Stir in breadcrumbs, salt, and pepper until well combined.
Form mixture into patties.
Cook patties on a non-stick pan for 5 minutes on each side.
Serve on a whole grain bun with your favorite toppings.
Pro tip
These burgers can be frozen before cooking for easy meal prep.
7. Peanut Butter Chia Pudding
This creamy chia pudding is a delightful dessert or breakfast option, rich in protein and healthy fats from peanut butter.
Ingredients
30g chia seeds
200ml almond milk (unsweetened)
20g natural peanut butter
10g maple syrup (optional)
Macros per serving
Calories
Protein
Carbs
Fat
250
20g
30g
10g
Quick prep
In a bowl, combine chia seeds and almond milk; stir well.
Add peanut butter and maple syrup; mix until combined.
Let sit for 10 minutes, stirring occasionally.
Refrigerate for at least 2 hours or overnight to thicken.
Serve chilled, topped with fruits or nuts if desired.
Pro tip
Experiment with different nut butters for varied flavors.
8. Savory Oatmeal with Spinach and Beans
This savory twist on oatmeal is packed with protein and fiber, making it a filling breakfast option.
Ingredients
50g rolled oats
100g cooked black beans
100g fresh spinach
300ml vegetable broth
Salt and pepper to taste
Macros per serving
Calories
Protein
Carbs
Fat
350
21g
55g
7g
Quick prep
In a pot, bring vegetable broth to a boil.
Add oats and cook for 5 minutes, stirring occasionally.
Stir in black beans and spinach; cook until spinach wilts.
Season with salt and pepper to taste.
Serve hot, topped with nutritional yeast if desired.
Pro tip
Add a poached egg on top for extra protein if you're not strictly plant-based.
9. Quinoa and Black Bean Chili
This hearty chili is a perfect meal for cold days, loaded with protein and fiber from quinoa and black beans.
Ingredients
100g cooked quinoa
150g cooked black beans
200g diced tomatoes (canned or fresh)
50g diced onion
1 tsp chili powder
Salt and pepper to taste
Macros per serving
Calories
Protein
Carbs
Fat
450
23g
60g
5g
Quick prep
In a pot, sauté onion until soft.
Add diced tomatoes, black beans, quinoa, and spices; simmer for 20 minutes.
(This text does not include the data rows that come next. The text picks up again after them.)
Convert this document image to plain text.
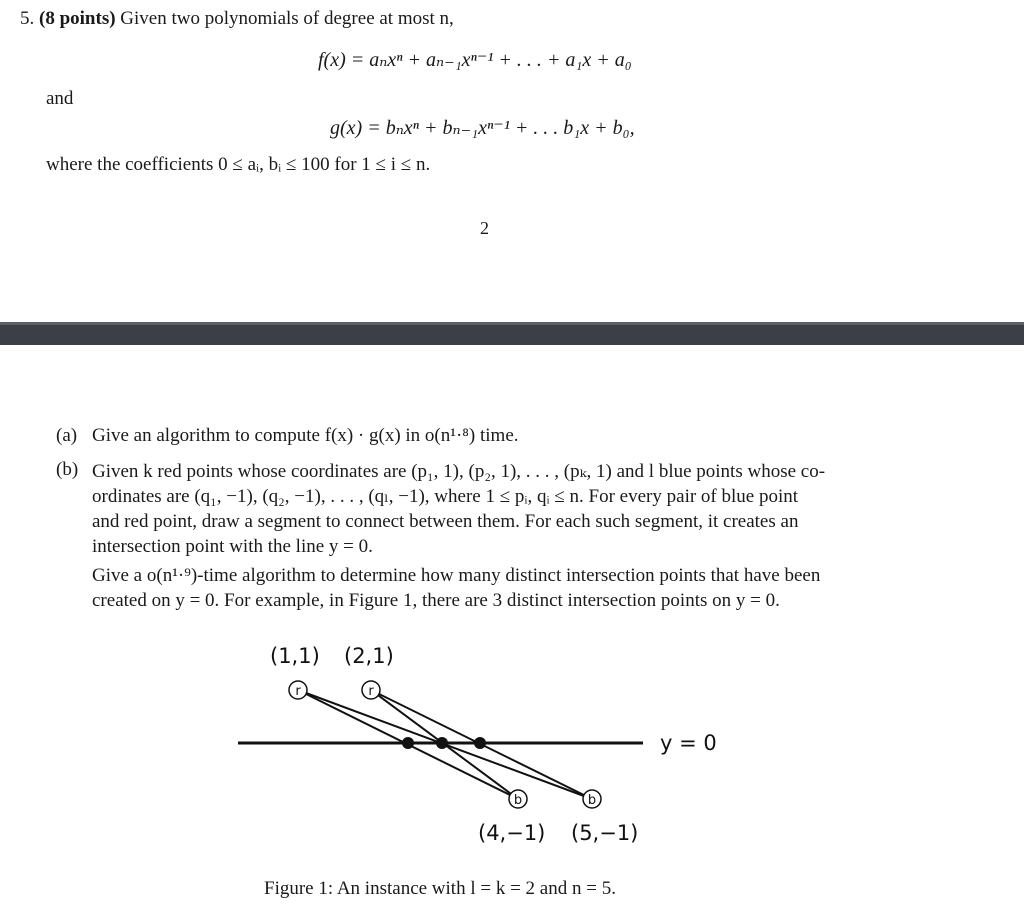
5. (8 points) Given two polynomials of degree at most n,
f(x) = aₙxⁿ + aₙ₋₁xⁿ⁻¹ + . . . + a₁x + a₀
and
g(x) = bₙxⁿ + bₙ₋₁xⁿ⁻¹ + . . . b₁x + b₀,
where the coefficients 0 ≤ aᵢ, bᵢ ≤ 100 for 1 ≤ i ≤ n.
2
(a) Give an algorithm to compute f(x) · g(x) in o(n¹·⁸) time.
(b) Given k red points whose coordinates are (p₁, 1), (p₂, 1), . . . , (pₖ, 1) and l blue points whose co-
ordinates are (q₁, −1), (q₂, −1), . . . , (qₗ, −1), where 1 ≤ pᵢ, qᵢ ≤ n. For every pair of blue point
and red point, draw a segment to connect between them. For each such segment, it creates an
intersection point with the line y = 0.
Give a o(n¹·⁹)-time algorithm to determine how many distinct intersection points that have been
created on y = 0. For example, in Figure 1, there are 3 distinct intersection points on y = 0.
(1,1) (2,1)
y = 0
r	r
b	b
(4,−1) (5,−1)
Figure 1: An instance with l = k = 2 and n = 5.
Stir occasionally and add water if needed.
Season with salt and pepper to taste.
Serve warm with avocado or cilantro on top.
Pro tip
This chili can be made in large batches and freezes well for easy meals.
10. Stuffed Bell Peppers with Rice and Beans
These colorful stuffed peppers are not only visually appealing but also packed with protein and flavor.
Ingredients
2 medium bell peppers
100g cooked brown rice
150g cooked kidney beans
50g diced tomatoes
1 tsp cumin
Salt and pepper to taste
Macros per serving
Calories
Protein
Carbs
Fat
400
20g
70g
8g
Quick prep
Preheat oven to 180°C (350°F).
Slice tops off bell peppers and remove seeds.
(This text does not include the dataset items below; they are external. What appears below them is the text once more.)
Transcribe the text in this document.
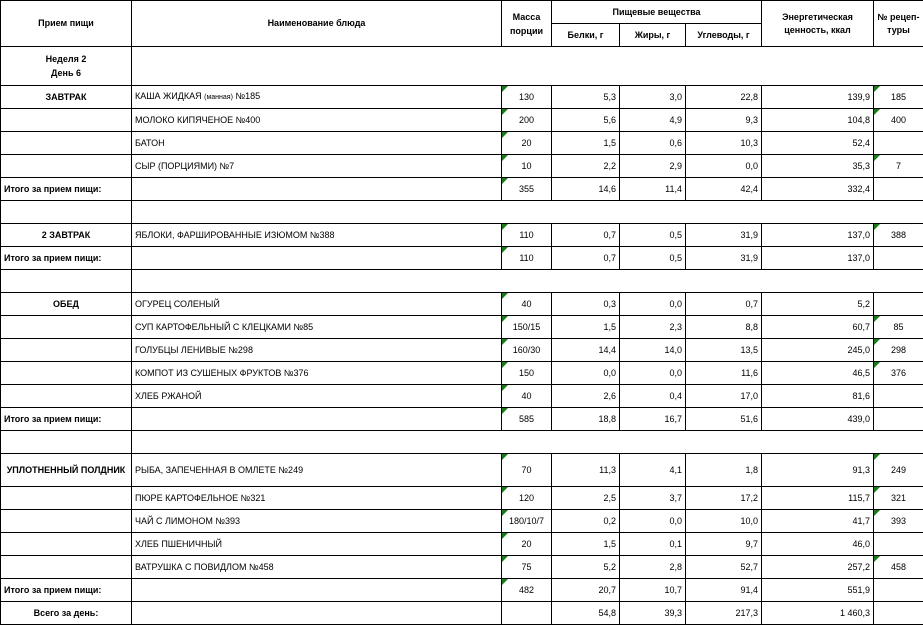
Прием пищи	Наименование блюда	Масса порции	Пищевые вещества			Энергетическая ценность, ккал	№ рецеп-туры
			Белки, г	Жиры, г	Углеводы, г		

Неделя 2
День 6							

ЗАВТРАК	КАША ЖИДКАЯ (манная) №185	130	5,3	3,0	22,8	139,9	185
	МОЛОКО КИПЯЧЕНОЕ №400	200	5,6	4,9	9,3	104,8	400
	БАТОН	20	1,5	0,6	10,3	52,4	
	СЫР (ПОРЦИЯМИ) №7	10	2,2	2,9	0,0	35,3	7
Итого за прием пищи:		355	14,6	11,4	42,4	332,4	

2 ЗАВТРАК	ЯБЛОКИ, ФАРШИРОВАННЫЕ ИЗЮМОМ №388	110	0,7	0,5	31,9	137,0	388
Итого за прием пищи:		110	0,7	0,5	31,9	137,0	

ОБЕД	ОГУРЕЦ СОЛЕНЫЙ	40	0,3	0,0	0,7	5,2	
	СУП КАРТОФЕЛЬНЫЙ С КЛЕЦКАМИ №85	150/15	1,5	2,3	8,8	60,7	85
	ГОЛУБЦЫ ЛЕНИВЫЕ №298	160/30	14,4	14,0	13,5	245,0	298
	КОМПОТ ИЗ СУШЕНЫХ ФРУКТОВ №376	150	0,0	0,0	11,6	46,5	376
	ХЛЕБ РЖАНОЙ	40	2,6	0,4	17,0	81,6	
Итого за прием пищи:		585	18,8	16,7	51,6	439,0	

УПЛОТНЕННЫЙ ПОЛДНИК	РЫБА, ЗАПЕЧЕННАЯ В ОМЛЕТЕ №249	70	11,3	4,1	1,8	91,3	249
	ПЮРЕ КАРТОФЕЛЬНОЕ №321	120	2,5	3,7	17,2	115,7	321
	ЧАЙ С ЛИМОНОМ №393	180/10/7	0,2	0,0	10,0	41,7	393
	ХЛЕБ ПШЕНИЧНЫЙ	20	1,5	0,1	9,7	46,0	
	ВАТРУШКА С ПОВИДЛОМ №458	75	5,2	2,8	52,7	257,2	458
Итого за прием пищи:		482	20,7	10,7	91,4	551,9	
Всего за день:			54,8	39,3	217,3	1 460,3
In a bowl, mix rice, beans, tomatoes, and spices.
Stuff the mixture into the bell peppers and place in a baking dish.
Bake for 30 minutes until peppers are tender.
Pro tip
Top with nutritional yeast for a cheesy flavor without dairy.
Bottom Line
These ten whole food plant-based recipes are not only high in protein but also delicious and easy to prepare. The top three choices—Lentil and Quinoa Power Bowl, Spicy Black Bean and Sweet Potato Tacos, and Chickpea and Spinach Stew—stand out for their nutritional profiles, flavor, and versatility for meal prep. Incorporating these recipes into your diet can help you meet your protein needs while enjoying a variety of tasty meals.
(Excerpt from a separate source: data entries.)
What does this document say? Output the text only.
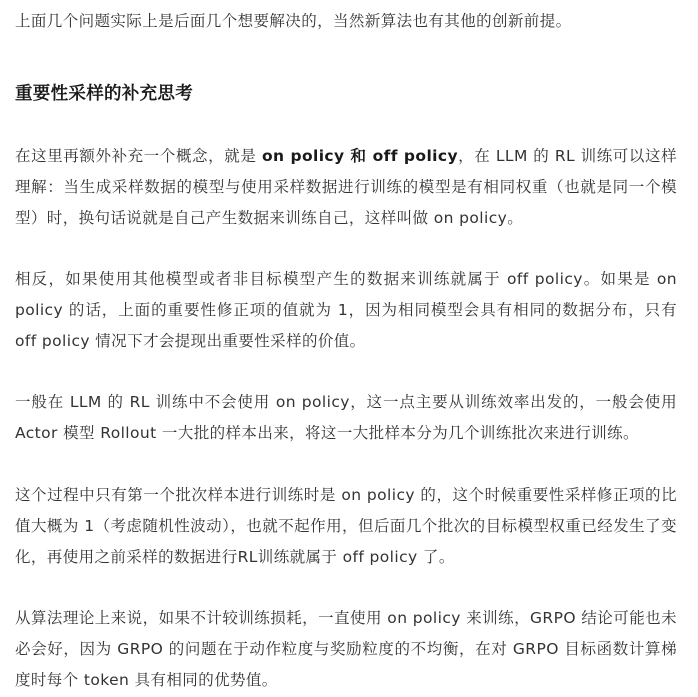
上面几个问题实际上是后面几个想要解决的，当然新算法也有其他的创新前提。

重要性采样的补充思考

在这里再额外补充一个概念，就是 on policy 和 off policy，在 LLM 的 RL 训练可以这样理解：当生成采样数据的模型与使用采样数据进行训练的模型是有相同权重（也就是同一个模型）时，换句话说就是自己产生数据来训练自己，这样叫做 on policy。

相反，如果使用其他模型或者非目标模型产生的数据来训练就属于 off policy。如果是 on policy 的话，上面的重要性修正项的值就为 1，因为相同模型会具有相同的数据分布，只有 off policy 情况下才会提现出重要性采样的价值。

一般在 LLM 的 RL 训练中不会使用 on policy，这一点主要从训练效率出发的，一般会使用 Actor 模型 Rollout 一大批的样本出来，将这一大批样本分为几个训练批次来进行训练。

这个过程中只有第一个批次样本进行训练时是 on policy 的，这个时候重要性采样修正项的比值大概为 1（考虑随机性波动），也就不起作用，但后面几个批次的目标模型权重已经发生了变化，再使用之前采样的数据进行RL训练就属于 off policy 了。

从算法理论上来说，如果不计较训练损耗，一直使用 on policy 来训练，GRPO 结论可能也未必会好，因为 GRPO 的问题在于动作粒度与奖励粒度的不均衡，在对 GRPO 目标函数计算梯度时每个 token 具有相同的优势值。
Frequently Asked Questions
What qualifies as a whole food plant-based recipe?
Whole food plant-based recipes focus on unprocessed or minimally processed foods, emphasizing whole grains, legumes, vegetables, fruits, nuts, and seeds, while avoiding refined sugars and oils.
How can I ensure protein completeness in my meals?
To achieve protein completeness, combine different plant protein sources, such as legumes with grains, to provide all essential amino acids in your diet.
Can I track these recipes in a calorie app?
Yes, these recipes can be logged in calorie tracking apps like Nutrola, MyFitnessPal, or Cronometer, making it easy to monitor your nutrient intake.
Are these recipes suitable for meal prep?
Absolutely! Most of these recipes can be prepared in advance and stored, making them perfect for meal prep and quick meals throughout the week.